Caspar Lee
Caspar Lee

Reputation: 103

Make Windows Common Dialogs "Per Monitor DPI-Aware"

I have a program which was created in VS2008 with MFC. Now I've modified it to make it "Per Monitor DPI-Aware", and it's almost done. I've modified the manifest and handled the WM_DPICHANGE message. But there's still one problem:

I used CFileDialog class to show Open/Save dialogs, and used SHBrowseForFolder function to show folder selection dialog. But all these dialogs are NOT "Per Monitor DPI-Aware", they won't adjust their UI when you move them between monitors with different DPI settings.

I use spy++ to monitor messages of these dialogs, I find they can receive WM_DPICHANGED message but they just don't handle it.

And I've tested the open file dialog in notepad.exe on Windows 10, it worked perfectly.

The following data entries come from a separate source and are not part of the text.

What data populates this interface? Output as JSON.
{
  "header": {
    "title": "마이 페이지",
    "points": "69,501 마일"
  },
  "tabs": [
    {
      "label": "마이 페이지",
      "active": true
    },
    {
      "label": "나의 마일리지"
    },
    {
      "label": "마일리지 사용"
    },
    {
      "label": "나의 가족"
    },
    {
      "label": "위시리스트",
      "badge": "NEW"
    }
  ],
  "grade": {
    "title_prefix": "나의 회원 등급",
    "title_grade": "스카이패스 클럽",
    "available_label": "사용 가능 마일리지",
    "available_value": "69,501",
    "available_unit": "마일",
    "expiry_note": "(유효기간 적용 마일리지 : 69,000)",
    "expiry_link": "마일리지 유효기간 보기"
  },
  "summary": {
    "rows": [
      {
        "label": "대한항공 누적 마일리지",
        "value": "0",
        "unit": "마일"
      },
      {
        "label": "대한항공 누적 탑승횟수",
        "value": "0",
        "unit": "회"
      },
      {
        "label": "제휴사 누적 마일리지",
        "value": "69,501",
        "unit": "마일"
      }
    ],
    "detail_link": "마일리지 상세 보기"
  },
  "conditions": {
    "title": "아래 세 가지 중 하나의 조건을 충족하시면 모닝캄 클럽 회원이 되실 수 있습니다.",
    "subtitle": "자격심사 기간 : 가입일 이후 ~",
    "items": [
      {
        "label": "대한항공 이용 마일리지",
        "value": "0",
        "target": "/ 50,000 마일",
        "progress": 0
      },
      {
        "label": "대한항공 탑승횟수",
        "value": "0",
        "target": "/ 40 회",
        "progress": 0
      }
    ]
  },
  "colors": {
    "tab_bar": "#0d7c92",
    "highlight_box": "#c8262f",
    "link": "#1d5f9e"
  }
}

Does anyone know how can I make these dialogs "Per Monitor DPI-Aware"?

--------EDIT--------

There're two more problems:

  1. When I move a window to a monitor with different DPI, the window resize itself, but the height of it's title bar and title font-size are not changed.
  2. The checkbox controls' box size is not changed either.

I feel these problems may have some kind of connections, but I can't figure it out.

--------SAD NEWS--------

I compiled microsoft's "DPI Tutorial Sample" with VS2013, and it has the same problem.

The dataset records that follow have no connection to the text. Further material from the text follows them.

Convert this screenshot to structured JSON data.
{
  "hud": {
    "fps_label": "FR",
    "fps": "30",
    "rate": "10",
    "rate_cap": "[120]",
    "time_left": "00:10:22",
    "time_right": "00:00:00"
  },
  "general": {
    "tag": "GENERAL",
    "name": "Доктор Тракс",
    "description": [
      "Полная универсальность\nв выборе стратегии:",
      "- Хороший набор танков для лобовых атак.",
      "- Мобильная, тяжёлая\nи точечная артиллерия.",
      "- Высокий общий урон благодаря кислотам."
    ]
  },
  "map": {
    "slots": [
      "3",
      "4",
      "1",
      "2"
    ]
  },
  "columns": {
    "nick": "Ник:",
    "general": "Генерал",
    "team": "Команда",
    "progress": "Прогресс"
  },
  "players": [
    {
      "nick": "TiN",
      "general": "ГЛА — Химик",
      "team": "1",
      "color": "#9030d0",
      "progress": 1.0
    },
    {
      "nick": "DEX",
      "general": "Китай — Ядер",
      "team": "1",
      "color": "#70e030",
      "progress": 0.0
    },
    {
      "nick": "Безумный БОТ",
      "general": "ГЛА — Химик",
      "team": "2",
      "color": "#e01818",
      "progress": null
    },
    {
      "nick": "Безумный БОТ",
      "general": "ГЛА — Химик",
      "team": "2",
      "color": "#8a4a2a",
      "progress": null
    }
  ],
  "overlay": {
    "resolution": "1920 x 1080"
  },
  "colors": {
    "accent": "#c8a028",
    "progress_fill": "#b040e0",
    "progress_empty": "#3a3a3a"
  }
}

https://code.msdn.microsoft.com/DPI-Tutorial-sample-64134744

Upvotes: 8

Views: 2403

Answers (2)

peterfelts
peterfelts

Reputation: 552

The titlebar (caption bar) can be scaled by calling EnableNonClientDpiScaling which is available on versions of Windows >= the Windows 10 Anniversary Update (1607).

If you want to DPI scale an older dialog that doesn't support per-monitor DPI scaling you can use SetThreadDpiAwarenessContext (with DPI_AWARENESS_CONTEXT_SYSTEM_AWARE or DPI_AWARENESS_CONTEXT_UNAWARE) to have the top-level windows of the dialog scaled by Windows. The dialog might be blurry but it will at least be sized correctly (also only available on >= 1607 builds of Windows 10). The usage pattern is to call this API before opening the dialog and then restore the previous DPI context immediately after calling the API.

Upvotes: 2

Simon Rozman
Simon Rozman

Reputation: 327

According to MSDN the window that processes WM_DPICHANGED message should return 0. However, any MFC window or control you send WM_DPICHANGED will return 0, since thay call the default window procedure for the unknown messages.

Therefore, judging if some window does process WM_DPICHANGED message by testing its LRESULT return value against zero is not accurate.

The window's title bar of a per-monitor DPI aware application doesn't scale when moving across different DPI monitors as documented on MSDN. Unfortunately, non-client area of the window never adjust the DPI.

Calculator and other per-monitor DPI aware Windows native apps have custom title bar drawing, as described here.